Publications of Bradley McIntosh Broom

To ameliorate the need to spend significant programmer time modifying parallel programs to achieve high-performance, while maintaining compact, comprehensible source codes, this paper advocates the use of telescoping languages technology to automatically apply, during the normal compilation process, high-level performance enhancing transformations to applications using a high-level domain-specific I/O library. We believe that this approach will be more acceptable to application developers than new language extensions, but will be just as amenable to optimization by advanced compilers, effectively making it a domain-specific language extension for I/O.

The paper describes a domain-specific I/O library for irregular block-structured applications based on the KeLP library, describes high-level transformations of the library primitives for improving performance, and describes how a high-level domain-specific optimizer for applying these transformations could be constructed using the telescoping languages framework.

As machines and programs have become more complex, the process of programming applications that can exploit the power of high-performance systems has become more difficult and correspondingly more labor-intensive. This has substantially widened the software gap-the discrepancy between the need for new software and the aggregate capacity of the workforce to produce it. This problem has been compounded by the slow growth of programming productivity, especially for high-performance programs, over the past two decades.

One way to bridge this gap is to make it possible for end users to develop programs in high-level domain-specific programming systems. In the past, a major impediment to the acceptance of such systems has been the poor performance of the resulting applications. To address this problem, we are developing a new compiler-based infrastructure, called TeleGen, that will make it practical to construct efficient domain-specific high-level languages from annotated component libraries. These languages are called telescoping languages, because they can be nested within one another.

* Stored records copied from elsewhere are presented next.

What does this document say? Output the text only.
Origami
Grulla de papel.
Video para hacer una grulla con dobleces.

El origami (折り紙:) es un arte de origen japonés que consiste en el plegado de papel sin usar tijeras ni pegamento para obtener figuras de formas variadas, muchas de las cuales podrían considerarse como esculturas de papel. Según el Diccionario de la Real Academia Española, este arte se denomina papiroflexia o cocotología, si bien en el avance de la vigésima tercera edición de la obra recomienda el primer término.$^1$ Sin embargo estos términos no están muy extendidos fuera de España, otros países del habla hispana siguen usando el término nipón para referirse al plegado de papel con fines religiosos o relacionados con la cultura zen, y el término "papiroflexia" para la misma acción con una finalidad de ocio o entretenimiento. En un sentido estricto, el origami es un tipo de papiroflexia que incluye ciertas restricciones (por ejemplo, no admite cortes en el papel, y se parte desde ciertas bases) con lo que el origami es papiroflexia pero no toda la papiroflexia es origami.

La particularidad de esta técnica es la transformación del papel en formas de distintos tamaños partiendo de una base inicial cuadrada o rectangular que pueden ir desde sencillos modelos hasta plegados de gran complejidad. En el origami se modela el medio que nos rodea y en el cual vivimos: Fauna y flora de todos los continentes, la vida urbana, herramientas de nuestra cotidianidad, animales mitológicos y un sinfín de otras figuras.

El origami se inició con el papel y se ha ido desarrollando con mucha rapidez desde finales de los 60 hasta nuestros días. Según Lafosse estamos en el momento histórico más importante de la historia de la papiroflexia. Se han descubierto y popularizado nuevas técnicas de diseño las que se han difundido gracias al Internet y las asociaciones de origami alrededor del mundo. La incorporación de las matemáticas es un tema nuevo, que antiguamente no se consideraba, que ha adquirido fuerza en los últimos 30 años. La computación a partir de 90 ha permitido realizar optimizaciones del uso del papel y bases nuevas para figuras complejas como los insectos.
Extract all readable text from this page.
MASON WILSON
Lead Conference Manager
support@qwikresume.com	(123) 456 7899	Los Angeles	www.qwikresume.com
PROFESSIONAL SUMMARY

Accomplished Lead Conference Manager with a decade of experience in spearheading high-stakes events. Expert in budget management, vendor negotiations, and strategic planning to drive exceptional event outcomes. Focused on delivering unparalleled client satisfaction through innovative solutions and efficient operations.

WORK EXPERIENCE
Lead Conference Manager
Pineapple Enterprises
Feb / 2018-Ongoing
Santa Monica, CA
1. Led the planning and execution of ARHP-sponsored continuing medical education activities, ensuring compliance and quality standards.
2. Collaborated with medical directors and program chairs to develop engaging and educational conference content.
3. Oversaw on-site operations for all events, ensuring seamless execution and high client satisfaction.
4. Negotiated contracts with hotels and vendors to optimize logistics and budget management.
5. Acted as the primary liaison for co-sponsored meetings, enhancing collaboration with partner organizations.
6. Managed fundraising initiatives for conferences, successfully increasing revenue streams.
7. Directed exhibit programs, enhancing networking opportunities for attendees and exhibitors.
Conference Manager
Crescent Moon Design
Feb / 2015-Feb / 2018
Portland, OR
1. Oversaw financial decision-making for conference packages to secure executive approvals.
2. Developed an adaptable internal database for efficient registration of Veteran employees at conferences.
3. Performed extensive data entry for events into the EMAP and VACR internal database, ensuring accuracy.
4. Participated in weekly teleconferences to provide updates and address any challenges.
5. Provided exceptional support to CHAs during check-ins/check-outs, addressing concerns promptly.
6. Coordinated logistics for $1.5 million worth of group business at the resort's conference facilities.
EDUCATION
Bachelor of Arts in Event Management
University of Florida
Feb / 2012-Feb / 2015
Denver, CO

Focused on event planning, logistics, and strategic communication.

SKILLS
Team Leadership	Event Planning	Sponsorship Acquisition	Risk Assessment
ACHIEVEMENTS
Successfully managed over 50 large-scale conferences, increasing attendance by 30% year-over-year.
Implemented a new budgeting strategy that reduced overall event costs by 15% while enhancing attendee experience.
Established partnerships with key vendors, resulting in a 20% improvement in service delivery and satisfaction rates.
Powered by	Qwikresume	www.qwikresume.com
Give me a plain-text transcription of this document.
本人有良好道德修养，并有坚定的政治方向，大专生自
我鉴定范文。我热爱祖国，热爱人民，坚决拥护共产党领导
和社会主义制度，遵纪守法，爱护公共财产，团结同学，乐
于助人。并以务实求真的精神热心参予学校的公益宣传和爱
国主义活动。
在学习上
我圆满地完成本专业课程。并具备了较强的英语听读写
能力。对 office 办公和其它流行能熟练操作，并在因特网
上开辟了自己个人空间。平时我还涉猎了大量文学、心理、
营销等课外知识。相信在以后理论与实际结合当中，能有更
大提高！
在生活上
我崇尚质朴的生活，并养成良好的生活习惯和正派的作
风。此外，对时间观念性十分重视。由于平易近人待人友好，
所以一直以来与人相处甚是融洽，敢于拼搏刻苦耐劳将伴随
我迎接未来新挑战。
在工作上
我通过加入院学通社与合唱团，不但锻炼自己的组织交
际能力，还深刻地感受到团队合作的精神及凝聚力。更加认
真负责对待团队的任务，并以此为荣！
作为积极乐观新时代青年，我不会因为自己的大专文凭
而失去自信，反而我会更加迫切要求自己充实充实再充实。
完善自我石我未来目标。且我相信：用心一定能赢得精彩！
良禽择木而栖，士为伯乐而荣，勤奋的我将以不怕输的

For programs written in telescoping languages, high performance and reasonable compilation times can be achieved by exhaustively analyzing the component libraries in advance to produce a language processor that recognizes and optimizes library operations as primitives in the language. The key to making this strategy practical is to keep compile times low by generating a custom compiler with extensive built-in knowledge of the underlying libraries. The goal is to achieve compile times that are linearly proportional to the size of the program presented by the user, rather than to the aggregate size of that program plus the base libraries.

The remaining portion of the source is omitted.